Dans ce contexte de banalisation, dire « non » à la fumette devient de plus en plus difficile, surtout quand on est un parent soi-même consommateur. Pour Christian Moeckli du Drop-in de Bienne, « il faut cesser de se cacher derrière une norme qui ne marche plus. La question de la légalité n’est plus pertinente sur le terrain. » Il s’agit d’argumenter autrement. D’autant plus que l’attitude des jeunes par rapport au cannabis a changé. Plus question aujourd’hui de contestation sociale ou politique, c’est la décompression que l’on cherche. On fume contre le stress. Le joint est entré dans la panoplie des produits qui permettent de gérer le bien être. Cette façon de résoudre ses problèmes avec un produit reste très problématique.

§Des repères quand mêmeFaut-il donc laisser la consommation de cannabis à la liberté de chacun ? En finir une fois pour toute avec les règles ? « Pas question ! », répondent les professionnels en contact avec les jeunes.
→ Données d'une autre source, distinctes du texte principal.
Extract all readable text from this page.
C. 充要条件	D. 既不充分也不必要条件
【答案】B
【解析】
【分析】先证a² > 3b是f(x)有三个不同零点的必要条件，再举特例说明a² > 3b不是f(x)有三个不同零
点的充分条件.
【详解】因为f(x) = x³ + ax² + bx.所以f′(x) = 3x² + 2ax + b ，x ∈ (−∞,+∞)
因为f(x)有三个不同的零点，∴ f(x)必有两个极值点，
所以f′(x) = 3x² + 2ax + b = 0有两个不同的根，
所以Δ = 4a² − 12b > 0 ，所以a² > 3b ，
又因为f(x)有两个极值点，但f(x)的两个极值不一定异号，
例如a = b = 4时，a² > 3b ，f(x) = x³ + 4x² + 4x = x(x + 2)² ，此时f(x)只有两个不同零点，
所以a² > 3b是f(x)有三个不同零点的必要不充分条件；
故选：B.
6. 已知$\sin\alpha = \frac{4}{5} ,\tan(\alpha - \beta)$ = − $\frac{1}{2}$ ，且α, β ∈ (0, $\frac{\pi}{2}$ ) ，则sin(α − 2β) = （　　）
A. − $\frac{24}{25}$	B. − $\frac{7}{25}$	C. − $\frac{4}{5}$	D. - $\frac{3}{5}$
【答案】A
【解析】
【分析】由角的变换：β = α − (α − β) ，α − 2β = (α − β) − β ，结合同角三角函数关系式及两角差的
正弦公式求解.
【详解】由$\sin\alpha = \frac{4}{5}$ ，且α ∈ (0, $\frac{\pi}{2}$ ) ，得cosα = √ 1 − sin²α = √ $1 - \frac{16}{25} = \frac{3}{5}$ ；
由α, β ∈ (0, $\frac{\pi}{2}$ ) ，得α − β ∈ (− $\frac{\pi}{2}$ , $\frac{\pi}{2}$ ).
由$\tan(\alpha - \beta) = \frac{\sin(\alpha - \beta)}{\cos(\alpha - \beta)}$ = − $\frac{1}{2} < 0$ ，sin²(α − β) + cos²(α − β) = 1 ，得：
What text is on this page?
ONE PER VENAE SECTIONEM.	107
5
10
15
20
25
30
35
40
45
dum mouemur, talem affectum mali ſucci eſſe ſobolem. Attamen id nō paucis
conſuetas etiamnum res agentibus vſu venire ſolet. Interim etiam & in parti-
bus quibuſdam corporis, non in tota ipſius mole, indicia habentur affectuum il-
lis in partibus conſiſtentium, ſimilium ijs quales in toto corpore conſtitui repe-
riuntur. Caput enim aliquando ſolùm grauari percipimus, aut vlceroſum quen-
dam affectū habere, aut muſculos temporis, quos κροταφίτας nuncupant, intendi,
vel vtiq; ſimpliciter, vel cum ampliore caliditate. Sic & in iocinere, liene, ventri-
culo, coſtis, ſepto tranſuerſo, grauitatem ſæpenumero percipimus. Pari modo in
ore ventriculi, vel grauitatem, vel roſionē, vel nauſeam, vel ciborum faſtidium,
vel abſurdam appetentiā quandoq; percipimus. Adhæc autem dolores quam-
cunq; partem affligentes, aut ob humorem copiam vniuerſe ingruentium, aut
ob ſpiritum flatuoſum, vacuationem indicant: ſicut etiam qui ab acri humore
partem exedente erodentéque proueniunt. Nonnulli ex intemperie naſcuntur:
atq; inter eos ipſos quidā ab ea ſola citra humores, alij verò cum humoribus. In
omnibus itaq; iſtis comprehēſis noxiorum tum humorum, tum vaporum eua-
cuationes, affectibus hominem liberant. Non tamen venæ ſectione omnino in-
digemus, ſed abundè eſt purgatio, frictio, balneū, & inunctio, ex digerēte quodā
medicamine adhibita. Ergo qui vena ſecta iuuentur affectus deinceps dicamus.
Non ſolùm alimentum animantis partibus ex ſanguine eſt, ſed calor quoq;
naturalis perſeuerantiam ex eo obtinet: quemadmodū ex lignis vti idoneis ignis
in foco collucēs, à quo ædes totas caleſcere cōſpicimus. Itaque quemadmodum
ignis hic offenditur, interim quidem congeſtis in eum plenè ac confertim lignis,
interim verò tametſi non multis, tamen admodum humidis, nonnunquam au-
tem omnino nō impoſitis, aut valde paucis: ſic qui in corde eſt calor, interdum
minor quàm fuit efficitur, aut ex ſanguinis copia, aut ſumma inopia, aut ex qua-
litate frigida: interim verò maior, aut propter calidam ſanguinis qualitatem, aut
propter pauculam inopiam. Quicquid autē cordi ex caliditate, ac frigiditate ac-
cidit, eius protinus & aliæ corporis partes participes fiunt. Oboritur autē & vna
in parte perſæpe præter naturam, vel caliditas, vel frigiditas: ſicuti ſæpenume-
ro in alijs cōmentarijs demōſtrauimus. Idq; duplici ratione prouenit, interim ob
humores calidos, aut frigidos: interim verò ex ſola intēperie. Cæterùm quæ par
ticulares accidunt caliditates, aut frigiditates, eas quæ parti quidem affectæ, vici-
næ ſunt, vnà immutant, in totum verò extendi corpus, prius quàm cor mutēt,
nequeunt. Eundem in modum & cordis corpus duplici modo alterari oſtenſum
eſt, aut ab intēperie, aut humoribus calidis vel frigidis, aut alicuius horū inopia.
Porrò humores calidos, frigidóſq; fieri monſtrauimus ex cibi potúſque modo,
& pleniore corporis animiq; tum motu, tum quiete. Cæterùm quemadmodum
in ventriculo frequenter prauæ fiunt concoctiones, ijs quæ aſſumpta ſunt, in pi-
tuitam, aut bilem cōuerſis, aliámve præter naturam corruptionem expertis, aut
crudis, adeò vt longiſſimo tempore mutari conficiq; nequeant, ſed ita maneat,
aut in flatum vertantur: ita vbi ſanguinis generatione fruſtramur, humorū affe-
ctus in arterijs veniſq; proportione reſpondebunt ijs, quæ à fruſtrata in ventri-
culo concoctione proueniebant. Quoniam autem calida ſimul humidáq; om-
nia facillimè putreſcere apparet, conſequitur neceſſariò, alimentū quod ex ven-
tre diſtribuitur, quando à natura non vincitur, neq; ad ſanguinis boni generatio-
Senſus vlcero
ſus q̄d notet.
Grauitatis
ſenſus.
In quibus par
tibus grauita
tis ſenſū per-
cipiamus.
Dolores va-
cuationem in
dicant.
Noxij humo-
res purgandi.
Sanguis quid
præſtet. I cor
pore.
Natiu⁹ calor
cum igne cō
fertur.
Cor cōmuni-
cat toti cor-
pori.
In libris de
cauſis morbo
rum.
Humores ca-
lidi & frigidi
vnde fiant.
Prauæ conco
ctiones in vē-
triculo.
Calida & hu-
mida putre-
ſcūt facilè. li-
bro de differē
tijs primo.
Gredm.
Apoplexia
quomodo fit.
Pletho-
Des limites et des règles doivent être fixées pour aider, notamment les plus jeunes, à gérer la consommation d’un produit qui reste potentiellement dangereux.

Au gymnase français de Bienne, une circulaire vient d’être distribuée aux élèves et aux parents. En organisant des séances d’informations et de dialogue, les professeurs ont rappelé que la consommation de cannabis, comme celle de l’alcool, est incompatible avec les « aptitudes requises pour l’apprentissage et les cours. » Même s’il refuse de se fonder sur des « principes moraux », le texte parle quand même de « norme ». « A notre grande satisfaction les élèves ont compris facilement notre argumentation, explique Aldo Dalla Piazza, recteur adjoint. Certains ont même été soulagés qu’une ligne claire soit tracée. » Et de rappeler que la banalisation est dangereuse. Surtout que pour le joint, elle est plus marquée que pour l’alcool : « Que diraient les jeunes d’un de leurs camarades qui boirait déjà sa bière à 7 h du matin dans le train ? »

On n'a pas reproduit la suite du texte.